Prototyping with Natural Language
How vibe coding finally makes design tools learn our language instead of the other way around.
Published
Jul 23, 2025
The Translation Layer
Design tools have always forced users to translate their ideas into the tool's vocabulary. Starting with HyperCard in 1987, which was revolutionary for letting anyone create interactive experiences, users still had to understand stacks, cards, and scripts.
Despite decades of advancement, the problem has persisted: users must adapt to the tool instead of the tool adapting to them. Each new generation just created its own vocabulary. InVision introduced hotspots and transitions. Axure brought dynamic panels and conditional logic. Principle added timeline-based animations. Framer Classic required CoffeeScript programming.
Each tool created its own version of what we can call the translation layer—the gap between how you think about an interaction and how you have to construct it in the tool.

Create UX prototypes with unlimited combinations of event triggers, conditions, and actions to truly explore digital experiences.
Source: axure.com
For most prototyping tools, this meant a steep learning curve and time investment that prevented wide adoption. Designers stuck with InVision's simple paradigm—now built into tools like Figma and Sketch—because adopting a new approach meant disrupting established workflows and learning how to speak its language.
Getting Lost in Translation
The translation problem becomes clearer when you see how the same design idea gets forced into different tool vocabularies.
Consider a common interaction: a card that expands to show more details.
The Design Intent: A card that expands to show more details when tapped, with other cards gently moving out of the way.
InVision Translation: Create two screens, "card collapsed" and "card expanded." Draw a hotspot area over the card and link it to the expanded screen. The smooth expansion becomes an abrupt screen replacement between static layouts.
Figma Translation: Create a "Card" component with two variants, "collapsed" and "expanded." Design both states within the component, set up auto layout stacks to handle repositioning, then add an "On click" interaction to change from one variant to the other with smart animate easing of 300ms. The fluid expansion becomes component state management and timing configurations.
Axure Translation: Set up dynamic panels for each card state. Create conditional logic "If Card A is expanded, hide panels B and C, show panel A-expanded." Define show/hide actions with movement animations. The fluid interaction becomes a series of if/then statements and visibility toggles.
Principle Translation: Design your collapsed state on the first artboard, expanded state on the second. Create timeline animations between keyframes. Animate each card's position and size properties over time. The responsive, physics-based movement becomes manually keyframed motion graphics.
Framer Classic Translation: Write CoffeeScript code to define each card as an object, then program click handlers and animation properties. Set up coordinate-based animations for each card's position and size changes over time. The spatial relationships become coordinate math and property animations.
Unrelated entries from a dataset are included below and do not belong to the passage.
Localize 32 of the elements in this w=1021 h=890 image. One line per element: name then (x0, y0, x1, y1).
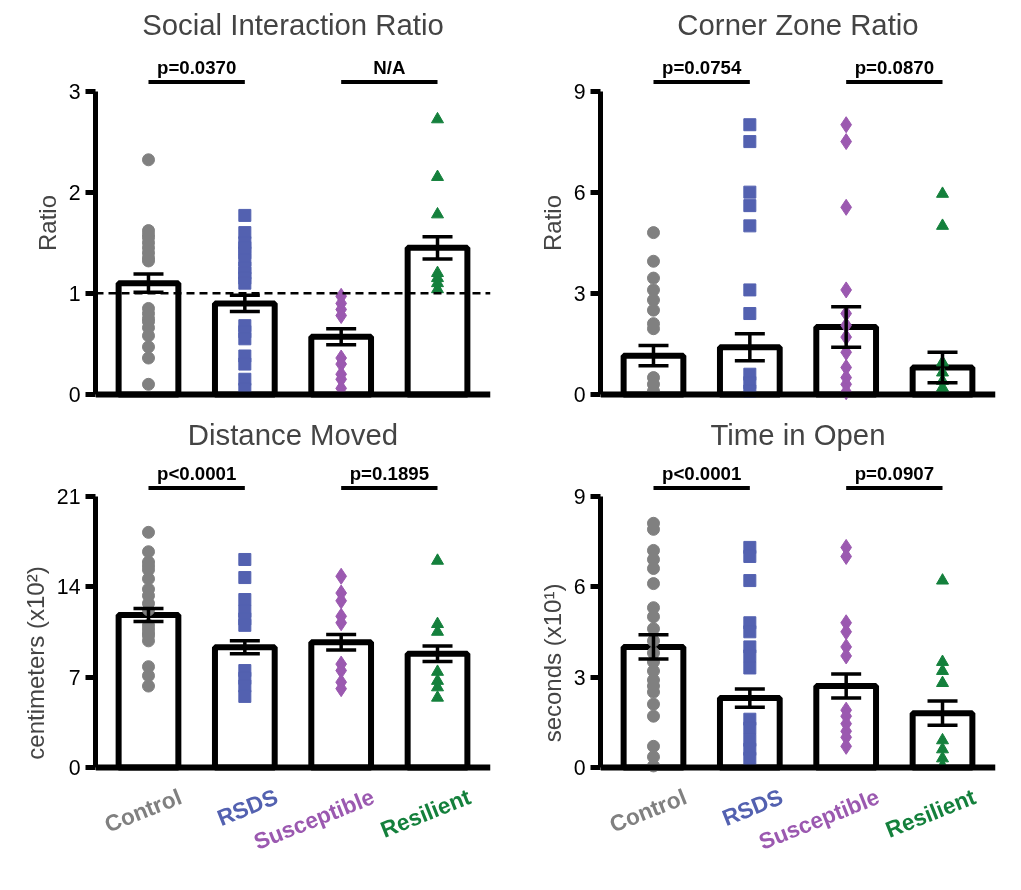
text: p=0.1895 (349, 463, 430, 485)
text: p=0.0370 (156, 56, 237, 78)
y-tick-label: 0 (68, 755, 81, 780)
chart-title: Time in Open (710, 417, 886, 451)
y-tick-label: 3 (573, 665, 586, 690)
chart-title: Social Interaction Ratio (142, 7, 444, 41)
y-tick-label: 0 (573, 755, 586, 780)
y-tick-label: 9 (573, 484, 586, 509)
chart-title: Corner Zone Ratio (677, 7, 919, 41)
y-axis-title: Ratio (538, 194, 566, 252)
y-tick-label: 3 (573, 281, 586, 306)
y-axis-title: centimeters (x10²) (21, 566, 49, 760)
y-tick-label: 0 (573, 382, 586, 407)
text: p<0.0001 (661, 463, 742, 485)
text: p=0.0870 (854, 56, 935, 78)
text: p<0.0001 (156, 463, 237, 485)
y-tick-label: 6 (573, 575, 586, 600)
y-tick-label: 1 (68, 281, 81, 306)
y-tick-label: 2 (68, 180, 81, 205)
text: p=0.0907 (854, 463, 935, 485)
y-tick-label: 3 (68, 79, 81, 104)
y-tick-label: 14 (56, 575, 81, 600)
text: p=0.0754 (661, 56, 742, 78)
y-axis-title: seconds (x10¹) (538, 583, 566, 743)
y-tick-label: 9 (573, 79, 586, 104)
chart-title: Distance Moved (187, 417, 399, 451)
y-tick-label: 0 (68, 382, 81, 407)
y-tick-label: 21 (56, 484, 81, 509)
text: N/A (373, 56, 406, 78)
y-axis-title: Ratio (33, 194, 61, 252)
y-tick-label: 7 (68, 665, 81, 690)
y-tick-label: 6 (573, 180, 586, 205)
The Cost of Translation: Each tool forces designers to translate their intent into the tool's vocabulary: state management, timeline animation, conditional logic, or coordinate programming. This creates unnecessary friction between idea and execution. It also limits creative discovery—the kind that happens when you can quickly test and refine ideas without technical barriers.
Learning Our Language
The translation layer problem has persisted for decades because, despite each tool's innovations, we've been approaching it backwards. Instead of making tools more intuitive, we've made them more sophisticated—requiring designers to master increasingly complex paradigms.
But what if we flipped this entirely? What if instead of learning the tool's language, the tool learned ours?
That's exactly what vibe coding does—using natural language prompts to generate interactive code, describing your intent rather than learning the tool's vocabulary.
Let's see how this works with our card expansion example:
The Design Intent: A card that expands to show more details when tapped, with other cards gently moving out of the way.
With Vibe Coding: Using tools like Figma Make, you just describe the interaction in natural language: "When I tap a card, it should expand to show more details, and the other cards should gently move out of the way to make room." The AI understands the spatial relationships and responsive behavior you're describing and generates the appropriate code—whether that's CSS animations, React state management, or physics-based transitions—without you needing to think in those paradigms.

Introducing Figma Make: A new way to test, edit, and prompt designs
Source: figma.com/blog/introducing-figma-make
Reality Check
Are we simply replacing one translation layer with another?
There's truth to this concern, but there's a crucial difference in where the translation happens. When designers envision interactions, they naturally think in spatial and temporal terms—exactly the language vibe coding systems are learning to understand. Instead of forcing designers to adapt to tools, tools are finally adapting to designers.
The Path Forward
Figma Make represents a genuine step toward tools that learn our language, but it's not perfect. While you get immediate feedback, effectively communicating your design intent can still require several attempts as the AI interprets your meaning.
But these feel like implementation challenges rather than fundamental flaws. The direction feels right—designers should describe what they want rather than learn how to construct it.
For now, Make offers something previous tools couldn't: a way to prototype that starts with your thinking, not with the tool's constraints. That alone makes it worth exploring, even as these tools continue to learn our language.